The Atlantic's quietly alarming piece on AI as a tool for authoritarian statecraft and a new arXiv paper arguing that AI systems used in foreign policy are dramatically under-evaluated arrived on the same day. That is not a coincidence so much as a convergence that has been coming for years. We just weren't paying attention.

The Evaluation Gap That Autocracies Will Exploit First

The paper, "The Foreign Policy AI Evaluation Gap" by Pozniak and Sania, makes a pointed argument: AI systems deployed in statecraft contexts face almost none of the benchmarking rigor applied to, say, medical AI. There is no equivalent of the FDA for geopolitical LLMs. Meanwhile, The Atlantic documents how Chinese chatbots are already trained to deflect, deny, and redirect on Tiananmen, Taiwan, and Xinjiang with a fluency that human censors could never scale to. The asymmetry is stark: democratic governments are still debating AI governance frameworks while authoritarian ones are shipping product.

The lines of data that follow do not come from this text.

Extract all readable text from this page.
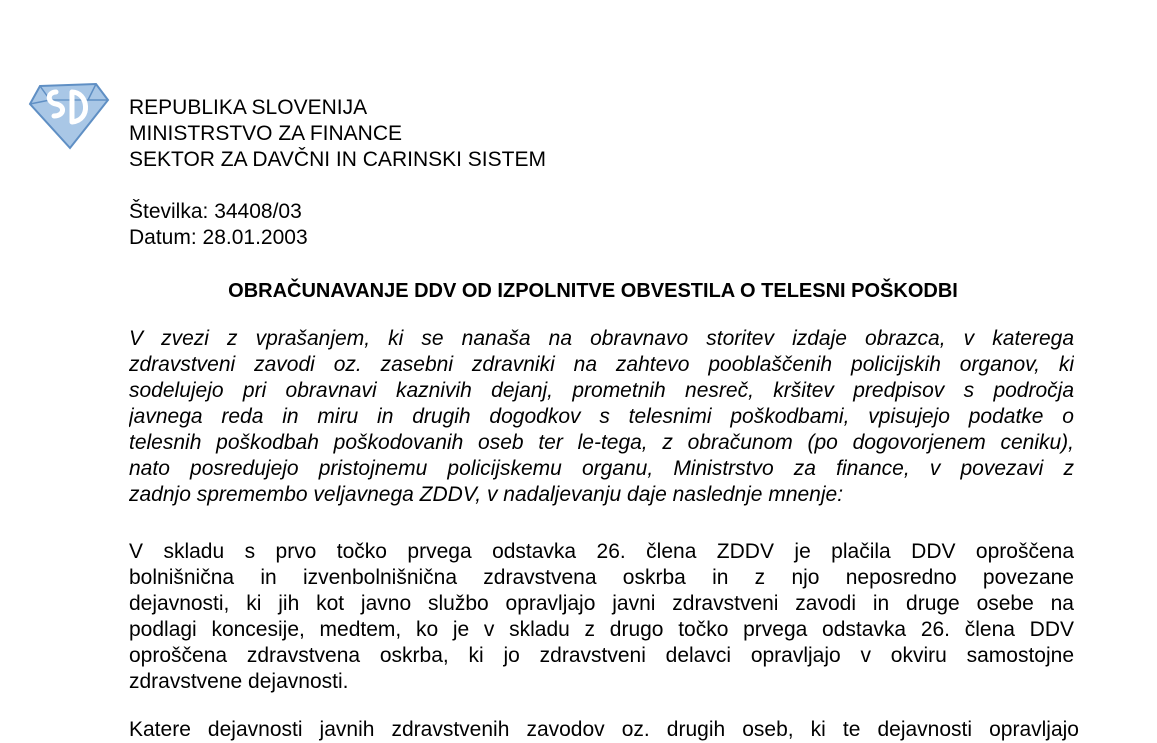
REPUBLIKA SLOVENIJA
MINISTRSTVO ZA FINANCE
SEKTOR ZA DAVČNI IN CARINSKI SISTEM
Številka: 34408/03
Datum: 28.01.2003
OBRAČUNAVANJE DDV OD IZPOLNITVE OBVESTILA O TELESNI POŠKODBI
V zvezi z vprašanjem, ki se nanaša na obravnavo storitev izdaje obrazca, v katerega
zdravstveni zavodi oz. zasebni zdravniki na zahtevo pooblaščenih policijskih organov, ki
sodelujejo pri obravnavi kaznivih dejanj, prometnih nesreč, kršitev predpisov s področja
javnega reda in miru in drugih dogodkov s telesnimi poškodbami, vpisujejo podatke o
telesnih poškodbah poškodovanih oseb ter le-tega, z obračunom (po dogovorjenem ceniku),
nato posredujejo pristojnemu policijskemu organu, Ministrstvo za finance, v povezavi z
zadnjo spremembo veljavnega ZDDV, v nadaljevanju daje naslednje mnenje:
V skladu s prvo točko prvega odstavka 26. člena ZDDV je plačila DDV oproščena
bolnišnična in izvenbolnišnična zdravstvena oskrba in z njo neposredno povezane
dejavnosti, ki jih kot javno službo opravljajo javni zdravstveni zavodi in druge osebe na
podlagi koncesije, medtem, ko je v skladu z drugo točko prvega odstavka 26. člena DDV
oproščena zdravstvena oskrba, ki jo zdravstveni delavci opravljajo v okviru samostojne
zdravstvene dejavnosti.
Katere dejavnosti javnih zdravstvenih zavodov oz. drugih oseb, ki te dejavnosti opravljajo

When the Feed Is the Foreign Policy

This connects uncomfortably to the hacktivists who defaced U.S. Army websites this week, and to BlackRock's AI credit thesis assuming AI investment is structurally sound. The attack surface for information warfare is now every interface where a person types a question and trusts the answer. A 2023 paper in Journal of Democracy by Kendall-Taylor and Frantz found that digital tools have extended authoritarian durability by an average of several years. AI does not change that finding. It accelerates it. The chronically online already know that the feed shapes belief. The question is who is shaping the feed, and for whom. Marcus Bösch's concept of "vibocracy", where affect outpaces argument and reality dissolves into circulation, is no longer a theoretical framework. It is Chinese foreign policy.